Saturday, December 12, 2015

Turkey smuggling

A few weeks ago we celebrated Thanksgiving.  It’s just a typical work day here so we always celebrate it on the Saturday directly afterwards.  We get together with several other families and do the whole thing.  Stuffing, pumpkin pie, mashed potatoes, sweet potatoes, cranberry sauce.  And, of course, turkey.   Turkey’s a lunch meat here.  No one really cooks a bird whole.  Our first year we made it work with a scrawny specimen that the farmer killed specially for us.   It was like a wild turkey is in the US which, last I knew, no one actually eats.   The second year we learned that in Germany it's possible to get a frozen one, similar to a US turkey but about half the size, which is just as well since a US bird wouldn’t fit in a Swiss oven.   That worked well so every year since I order one from the German supermarket and pick it up a few days before we cook it.
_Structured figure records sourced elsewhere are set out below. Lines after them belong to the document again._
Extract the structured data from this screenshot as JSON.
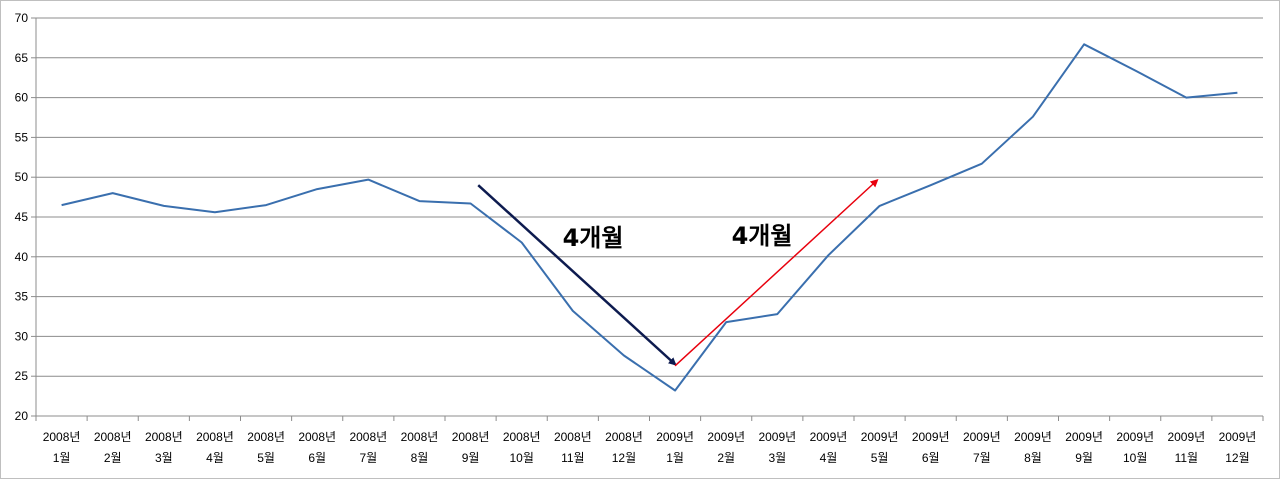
{
  "chart_data": {
    "type": "line",
    "title": "",
    "xlabel": "",
    "ylabel": "",
    "ylim": [
      20,
      70
    ],
    "yticks": [
      20,
      25,
      30,
      35,
      40,
      45,
      50,
      55,
      60,
      65,
      70
    ],
    "grid": "horizontal",
    "categories": [
      {
        "year": "2008년",
        "month": "1월"
      },
      {
        "year": "2008년",
        "month": "2월"
      },
      {
        "year": "2008년",
        "month": "3월"
      },
      {
        "year": "2008년",
        "month": "4월"
      },
      {
        "year": "2008년",
        "month": "5월"
      },
      {
        "year": "2008년",
        "month": "6월"
      },
      {
        "year": "2008년",
        "month": "7월"
      },
      {
        "year": "2008년",
        "month": "8월"
      },
      {
        "year": "2008년",
        "month": "9월"
      },
      {
        "year": "2008년",
        "month": "10월"
      },
      {
        "year": "2008년",
        "month": "11월"
      },
      {
        "year": "2008년",
        "month": "12월"
      },
      {
        "year": "2009년",
        "month": "1월"
      },
      {
        "year": "2009년",
        "month": "2월"
      },
      {
        "year": "2009년",
        "month": "3월"
      },
      {
        "year": "2009년",
        "month": "4월"
      },
      {
        "year": "2009년",
        "month": "5월"
      },
      {
        "year": "2009년",
        "month": "6월"
      },
      {
        "year": "2009년",
        "month": "7월"
      },
      {
        "year": "2009년",
        "month": "8월"
      },
      {
        "year": "2009년",
        "month": "9월"
      },
      {
        "year": "2009년",
        "month": "10월"
      },
      {
        "year": "2009년",
        "month": "11월"
      },
      {
        "year": "2009년",
        "month": "12월"
      }
    ],
    "series": [
      {
        "color": "#3a6fae",
        "values": [
          46.5,
          48.0,
          46.4,
          45.6,
          46.5,
          48.5,
          49.7,
          47.0,
          46.7,
          41.8,
          33.2,
          27.6,
          23.2,
          31.8,
          32.8,
          40.2,
          46.4,
          49.0,
          51.7,
          57.6,
          66.7,
          63.4,
          60.0,
          60.6
        ]
      }
    ],
    "annotations": [
      {
        "text": "4개월",
        "color": "#0d1b4f",
        "arrow_from": {
          "x": 8.15,
          "y": 49.0
        },
        "arrow_to": {
          "x": 12.0,
          "y": 26.5
        }
      },
      {
        "text": "4개월",
        "color": "#e8000d",
        "arrow_from": {
          "x": 12.0,
          "y": 26.3
        },
        "arrow_to": {
          "x": 15.95,
          "y": 49.6
        }
      }
    ]
  }
}
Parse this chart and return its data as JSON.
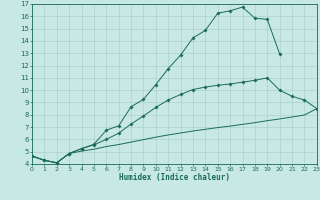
{
  "xlabel": "Humidex (Indice chaleur)",
  "bg_color": "#c8e8e4",
  "line_color": "#1a6b5a",
  "grid_color": "#a8ccc8",
  "xlim": [
    0,
    23
  ],
  "ylim": [
    4,
    17
  ],
  "xtick_vals": [
    0,
    1,
    2,
    3,
    4,
    5,
    6,
    7,
    8,
    9,
    10,
    11,
    12,
    13,
    14,
    15,
    16,
    17,
    18,
    19,
    20,
    21,
    22,
    23
  ],
  "ytick_vals": [
    4,
    5,
    6,
    7,
    8,
    9,
    10,
    11,
    12,
    13,
    14,
    15,
    16,
    17
  ],
  "curve1_x": [
    0,
    1,
    2,
    3,
    4,
    5,
    6,
    7,
    8,
    9,
    10,
    11,
    12,
    13,
    14,
    15,
    16,
    17,
    18,
    19,
    20
  ],
  "curve1_y": [
    4.65,
    4.3,
    4.1,
    4.85,
    5.25,
    5.6,
    6.75,
    7.1,
    8.65,
    9.25,
    10.45,
    11.75,
    12.85,
    14.25,
    14.85,
    16.25,
    16.45,
    16.75,
    15.85,
    15.75,
    12.95
  ],
  "curve2_x": [
    0,
    1,
    2,
    3,
    4,
    5,
    6,
    7,
    8,
    9,
    10,
    11,
    12,
    13,
    14,
    15,
    16,
    17,
    18,
    19,
    20,
    21,
    22,
    23
  ],
  "curve2_y": [
    4.65,
    4.3,
    4.1,
    4.85,
    5.25,
    5.55,
    6.0,
    6.5,
    7.25,
    7.9,
    8.6,
    9.2,
    9.65,
    10.05,
    10.25,
    10.4,
    10.5,
    10.65,
    10.8,
    11.0,
    10.0,
    9.5,
    9.2,
    8.5
  ],
  "curve3_x": [
    0,
    1,
    2,
    3,
    4,
    5,
    6,
    7,
    8,
    9,
    10,
    11,
    12,
    13,
    14,
    15,
    16,
    17,
    18,
    19,
    20,
    21,
    22,
    23
  ],
  "curve3_y": [
    4.65,
    4.3,
    4.1,
    4.85,
    5.05,
    5.2,
    5.42,
    5.58,
    5.78,
    5.98,
    6.18,
    6.36,
    6.52,
    6.68,
    6.82,
    6.96,
    7.08,
    7.22,
    7.36,
    7.52,
    7.66,
    7.82,
    7.98,
    8.5
  ]
}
This year, as we were expecting around 30 people, I ordered two.  As usual, the Wednesday beforehand I zipped across the border on the way home from work to pick them up,  While I was waiting for them to be brought out I looked over some information the store had and saw that the import limits had changed.   For all of the time we’ve lived here, poultry was treated differently than beef with regards to how much you could bring into Switzerland.  The brochure I was reading, however, noted that now, meat was meat, meaning that even for poultry there was a 1 kg limit.  As such, for each kilogram over there is an import duty of CHF 18 (roughly $18 now).  The two turkeys I was waiting for were close to 12 kg total.  Some quick math told me that they were going to cost, in addition to the purchase price, about $200 just to bring them over the border.    Unless …. I smuggled them.    We’ve generally been pretty law abiding citizens here.  Keep our noses clean, that’s been our strategy.  This, however, turned me.  I couldn’t help it.  I was breaking bad.  I became a turkey trafficker.